Of course there’s also the issue if the console sold the pack-in or vice versa when considering titles like Tetris or SMB.

I’m really disappointed at the lack of ridicule towards people putting Fallout and Second Life in the top 5. The Qt3 crowd is growing soft :)

Nokia Snake!

In fact JE Sawyer has in the past commented (on the old BIS forums when they existed) that both Fallout games combined only sold a bit more than half the number that PS:T did. I forget exactly what number but I recall him saying that PS:T did ~450,000. Though I believe this was before the budget version releases.
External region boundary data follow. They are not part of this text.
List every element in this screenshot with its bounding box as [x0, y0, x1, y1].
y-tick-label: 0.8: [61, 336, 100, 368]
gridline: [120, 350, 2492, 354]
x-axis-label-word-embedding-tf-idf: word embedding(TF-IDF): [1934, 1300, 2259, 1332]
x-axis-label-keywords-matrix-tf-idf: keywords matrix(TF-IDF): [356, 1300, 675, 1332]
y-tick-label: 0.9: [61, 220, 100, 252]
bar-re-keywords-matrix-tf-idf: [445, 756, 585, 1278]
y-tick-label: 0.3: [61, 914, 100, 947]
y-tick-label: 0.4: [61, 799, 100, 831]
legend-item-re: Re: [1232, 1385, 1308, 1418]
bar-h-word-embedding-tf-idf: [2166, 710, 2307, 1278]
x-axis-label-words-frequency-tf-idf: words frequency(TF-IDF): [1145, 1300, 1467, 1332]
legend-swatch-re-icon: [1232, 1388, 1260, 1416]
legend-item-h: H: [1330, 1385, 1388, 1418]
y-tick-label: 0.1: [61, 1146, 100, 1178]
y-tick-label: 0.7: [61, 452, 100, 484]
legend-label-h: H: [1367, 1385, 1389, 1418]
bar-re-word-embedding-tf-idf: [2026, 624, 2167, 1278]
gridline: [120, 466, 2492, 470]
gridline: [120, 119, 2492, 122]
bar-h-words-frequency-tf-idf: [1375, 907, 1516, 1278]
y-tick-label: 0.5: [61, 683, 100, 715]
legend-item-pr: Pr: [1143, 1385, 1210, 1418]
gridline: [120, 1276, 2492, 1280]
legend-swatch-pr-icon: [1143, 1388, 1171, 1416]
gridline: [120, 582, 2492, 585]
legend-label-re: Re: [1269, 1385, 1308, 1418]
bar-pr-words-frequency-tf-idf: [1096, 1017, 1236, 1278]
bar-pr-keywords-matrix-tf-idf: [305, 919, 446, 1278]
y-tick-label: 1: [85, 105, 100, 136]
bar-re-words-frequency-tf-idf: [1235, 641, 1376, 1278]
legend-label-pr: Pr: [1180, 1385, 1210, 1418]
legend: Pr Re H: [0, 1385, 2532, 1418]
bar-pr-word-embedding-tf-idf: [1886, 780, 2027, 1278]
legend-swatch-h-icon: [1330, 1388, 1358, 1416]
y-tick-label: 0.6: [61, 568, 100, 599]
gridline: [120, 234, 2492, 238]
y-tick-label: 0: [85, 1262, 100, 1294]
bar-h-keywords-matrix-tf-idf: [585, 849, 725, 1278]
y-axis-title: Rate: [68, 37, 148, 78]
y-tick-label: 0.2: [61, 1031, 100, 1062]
1: Grim Fandango [best story of any game ever created]
2: Tribes 1 [i was an addict…]
3: Doom 1 [pure action! too bad doom 3 had none]
4: Morrowind - TES [going back to play it again, then Oblivion after that!]
5: a tie between Clive Barkers Undying [scared the hell out of me ok…] and HalfLife 2 [main story was really good but multiplayer is boring, not played other episodes yet, waiting for an “ultimate pack” of some sort]

best != popular

  • Alan

Yeah, those are actually a good indication of wrong numbers.
Theme Hospital - 4 million ??
Neverwinter Nights - 1 million ??
There’s no way a list like this can be factual on Wiki. It’s wide open to other’s personal agenda.

I’ll second a vote for Solitaire and Minesweeper. The assignment’s asking what’s popular, not what sold the most copies.